🤖 AI Summary
Evaluating model robustness under distribution shift remains challenging due to uncontrolled group structure in existing benchmarks. Method: We propose a controllable group-structure modeling paradigm, introducing the Stylized Meta-Album (SMA) meta-dataset—comprising 24 image classification subsets (12 content-based + 12 stylized)—with cross-domain style injection via AdaIN/StyleGAN variants to explicitly induce tunable group biases. Contribution/Results: We pioneer configurable group-structure design enabling large-scale, fine-grained group diversity modeling; introduce Top-M worst-group accuracy as a hyperparameter optimization metric, substantially improving fairness and robustness evaluation under high-complexity group settings. Experiments on OOD fairness benchmarks reveal dramatic shifts in algorithm rankings with varying group diversity. Uncertainty quantification shows UDA error bars reduced by 73% (closed-set) and 28% (UniDA), demonstrating that controllability of group structure fundamentally affects evaluation validity and conclusions.
📝 Abstract
We introduce Stylized Meta-Album (SMA), a new image classification meta-dataset comprising 24 datasets (12 content datasets, and 12 stylized datasets), designed to advance studies on out-of-distribution (OOD) generalization and related topics. Created using style transfer techniques from 12 subject classification datasets, SMA provides a diverse and extensive set of 4800 groups, combining various subjects (objects, plants, animals, human actions, textures) with multiple styles. SMA enables flexible control over groups and classes, allowing us to configure datasets to reflect diverse benchmark scenarios. While ideally, data collection would capture extensive group diversity, practical constraints often make this infeasible. SMA addresses this by enabling large and configurable group structures through flexible control over styles, subject classes, and domains-allowing datasets to reflect a wide range of real-world benchmark scenarios. This design not only expands group and class diversity, but also opens new methodological directions for evaluating model performance across diverse group and domain configurations-including scenarios with many minority groups, varying group imbalance, and complex domain shifts-and for studying fairness, robustness, and adaptation under a broader range of realistic conditions. To demonstrate SMA's effectiveness, we implemented two benchmarks: (1) a novel OOD generalization and group fairness benchmark leveraging SMA's domain, class, and group diversity to evaluate existing benchmarks.
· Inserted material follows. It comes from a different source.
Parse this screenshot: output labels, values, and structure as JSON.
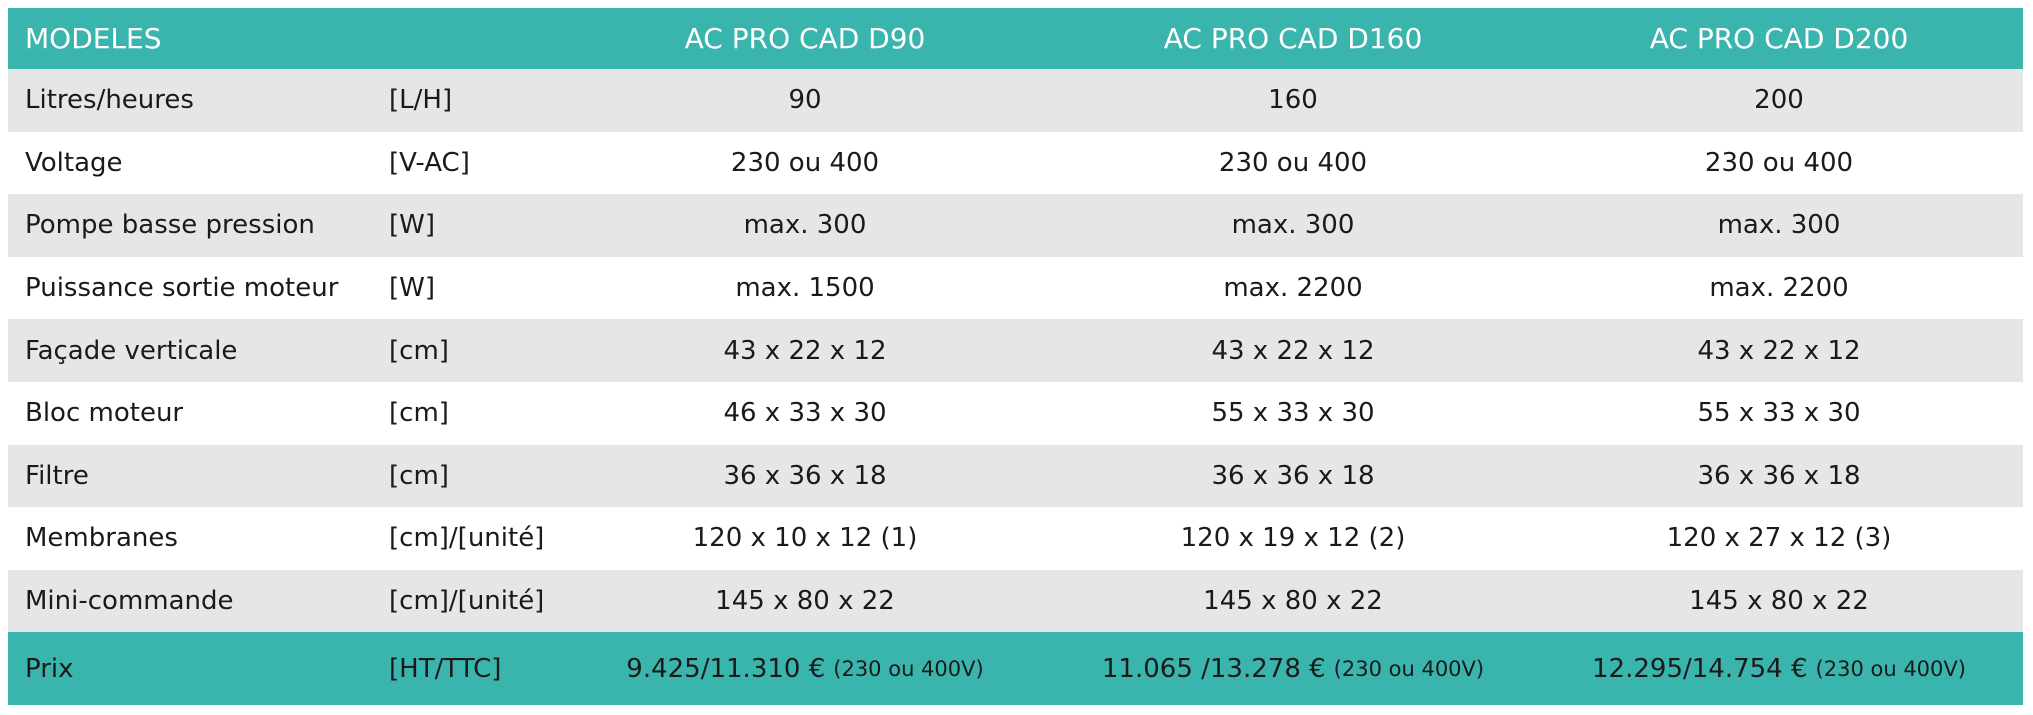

Our findings reveal that while simple balancing and algorithms utilizing group information remain competitive as claimed in previous benchmarks, increasing group diversity significantly impacts fairness, altering the superiority and relative rankings of algorithms. We also propose to use extit{Top-M worst group accuracy} as a new hyperparameter tuning metric, demonstrating broader fairness during optimization and delivering better final worst-group accuracy for larger group diversity. (2) An unsupervised domain adaptation (UDA) benchmark utilizing SMA's group diversity to evaluate UDA algorithms across more scenarios, offering a more comprehensive benchmark with lower error bars (reduced by 73% and 28% in closed-set setting and UniDA setting, respectively) compared to existing efforts. These use cases highlight SMA's potential to significantly impact the outcomes of conventional benchmarks.